Luigi Ghirri, Ravenna, 1986.
Luigi Ghirri, Ravenna, 1986.

Nel frottage, da frotter «strofinare», tecnica che ascriviamo di diritto alla sostenibilità, si strofina appunto con la matita un foglio di carta steso su una superficie ruvida o con leggere sporgenze. Si produrranno «disegni automatici», che anticiperanno e sorprenderanno l’artista, mitigando il suo ego ed esaltando però il suo occhio nello scegliere la materia e la sua mano nel decidere forza, durata e ritmo del gesto.  Tutti abbiamo provato a trasferire l’immagine di una moneta e ci siamo meravigliati di quell’affioramento progressivo, inaspettato come un numero di magia ben riuscito.

 Max Ernst, il pittore surrealista, che ha riportato in auge il frottage nel suo albo Histoire naturelle pubblicato nel 1926 per le edizioni Jeanne Bucher, fa ascendere questo procedimento proprio al testo di Leonardo che abbiamo citato poco sopra. Con una certa teatralità indica giorno e luogo esatti dell’illuminazione, il 10 agosto 1925 in riva all’Atlantico. Ernst ha trascorso le vacanze a Pornic, una piccola spiaggia della costa bretone ed è qui che ha l’intuizione, osservando un pavimento consunto:

Max Ernst fotografato da Frederick Sommer, con un bizzarro effetto di auto-frottage
Max Ernst fotografato da Frederick Sommer, con un bizzarro effetto di auto-frottage

trovandomi in una locanda in riva la mare con pioggia e cattivo tempo, fui colpito dall’ossessione che il pavimento, con i solchi delle venature accentuati da mille lavaggi, esercitava sulla mia vista eccitata. Decisi allora di interrogare il simbolismo di questa ossessione e, per venire in aiuto alle mie facoltà allucinatorie e meditative, ricavai dalle tavole del pavimento una serie di disegni, posando su di esse dei fogli di carta che incominciai a strofinare con la grafite. Guardando attentamente i disegni così ottenuti, le loro parti oscure e quelle in dolce penombra, fui sorpreso dall’improvvisa tensione delle mie facoltà visionarie… Scosso e meravigliato nella mia curiosità, cominciai a interrogare a casaccio, utilizzando lo stesso procedimento, ogni genere di materiale che si trovasse alla portata del mio sguardo: delle foglie con le loro venature, i bordi sfilacciati di una tela di sacco, i colpi di pennello di un quadro “moderno”, un filo srotolato di bobina, ecc. I miei occhi hanno allora scorto teste umane, animali differenti, una battaglia che finisce in un amplesso (la fidanzata del vento), delle rocce, il mare e la pioggia, dei terremoti, la sfinge nella sua scuderia, delle piccole tavole intorno alla terra, la tavolozza di Cesare, delle false posizioni, uno scialle dai fiori di brina, le pampas

Max Ernst L’évadé da l’Histoire naturelle 1926
Max Ernst L’évadé da l’Histoire naturelle 1926
Max Ernst, Histoire Naturelle
Ancora due pagine dal libro di Max Ernst, Histoire Naturelle: a sinistra Petìtes tables autour de la terre e a destra Le Châle à fleurs de givre.

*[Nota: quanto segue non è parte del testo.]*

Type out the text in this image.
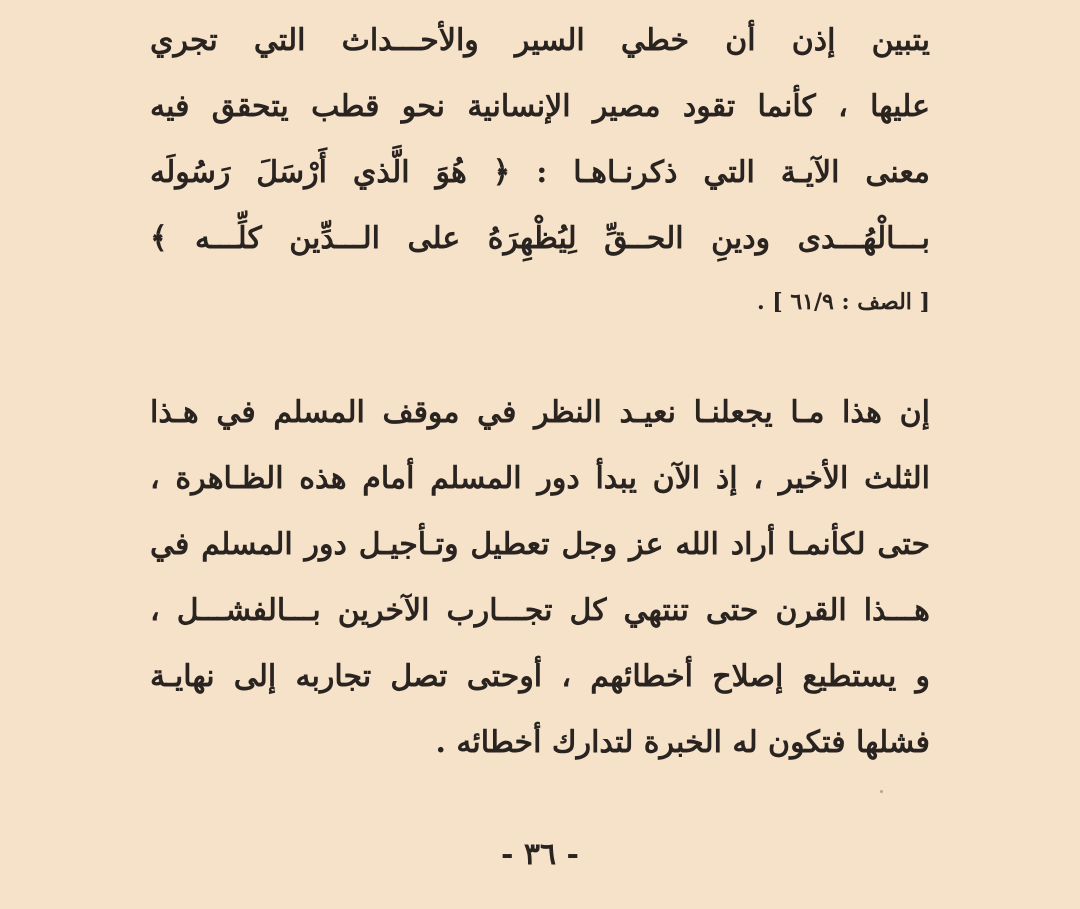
يتبين إذن أن خطي السير والأحـــداث التي تجري
عليها ، كأنما تقود مصير الإنسانية نحو قطب يتحقق فيه
معنى الآيـة التي ذكرنـاهـا : ﴿ هُوَ الَّذي أَرْسَلَ رَسُولَه
بـــالْهُـــدى ودينِ الحــقِّ لِيُظْهِرَهُ على الـــدِّين كلِّـــه ﴾
[ الصف : ٦١/٩ ] .
إن هذا مـا يجعلنـا نعيـد النظر في موقف المسلم في هـذا
الثلث الأخير ، إذ الآن يبدأ دور المسلم أمام هذه الظـاهرة ،
حتى لكأنمـا أراد الله عز وجل تعطيل وتـأجيـل دور المسلم في
هـــذا القرن حتى تنتهي كل تجـــارب الآخرين بـــالفشـــل ،
و يستطيع إصلاح أخطائهم ، أوحتى تصل تجاربه إلى نهايـة
فشلها فتكون له الخبرة لتدارك أخطائه .
- ٣٦ -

Siamo sempre all’uomo disteso con gli occhi al soffitto, o sotto un albero, o al bambino che nella fessura di un muricciolo a secco vede un canyon e nel muschio una prateria. È una metamorfosi continua che intreccia il minerale e il vegetale, sottoposta per di più a un montaggio delle attrazioni, per cui una forma richiamandone un’altra la suscita e se ne fa invadere o estromettere. Ancora Max Ernst:

fiori di conchiglie, di piume, di cristalli, di meduse e di canne. Tutti gli amici si trasformano in fiori. Tutti i fiori si trasformano in uccelli, tutti gli uccelli in montagne, tutte le montagne in stelle. Ogni stella diventa una casa, ogni casa una città.

Max Ernst Le fleuve amour
Max Ernst Le fleuve amour [frottage, grafite su carta] 1925

In conclusione citiamo una creazione sostenibile di Giuseppe Penone, vincitore nel 2014 del più ambito riconoscimento ufficiale al lavoro di un artista, il Praemium Imperiale assegnato dalla Japan Art Association. L’opera è Scrigno (2007) e in qualche modo parla anche di Whitman (noi siamo Natura, … corteccia) e del frottage: è una monumentale striscia di cuoio orizzontale su cui è forzata in negativo l’impronta di una scorza d’albero; al centro è sovrammesso un piccolo, sottile, tronco in bronzo, diviso in due metà vuote verniciate internamente d’oro, delle quali una è riempita in resina: luce e linfa. La natura è diventata traccia dell’arte che tiene in sé la memoria del suo oggetto.

Giuseppe Penone Scrigno 2007
Giuseppe Penone Scrigno 2007
1 - Giuseppe Penone Scrigno 2007
Giuseppe Penone Scrigno 2007

Rasserenati riassumiamo: l’arte sostenibile nasce dallo sguardo che non cerca ma trova, è organica, è riflessiva, è pronta a cedere il passo al caso, è Natura. O è tutt’altro.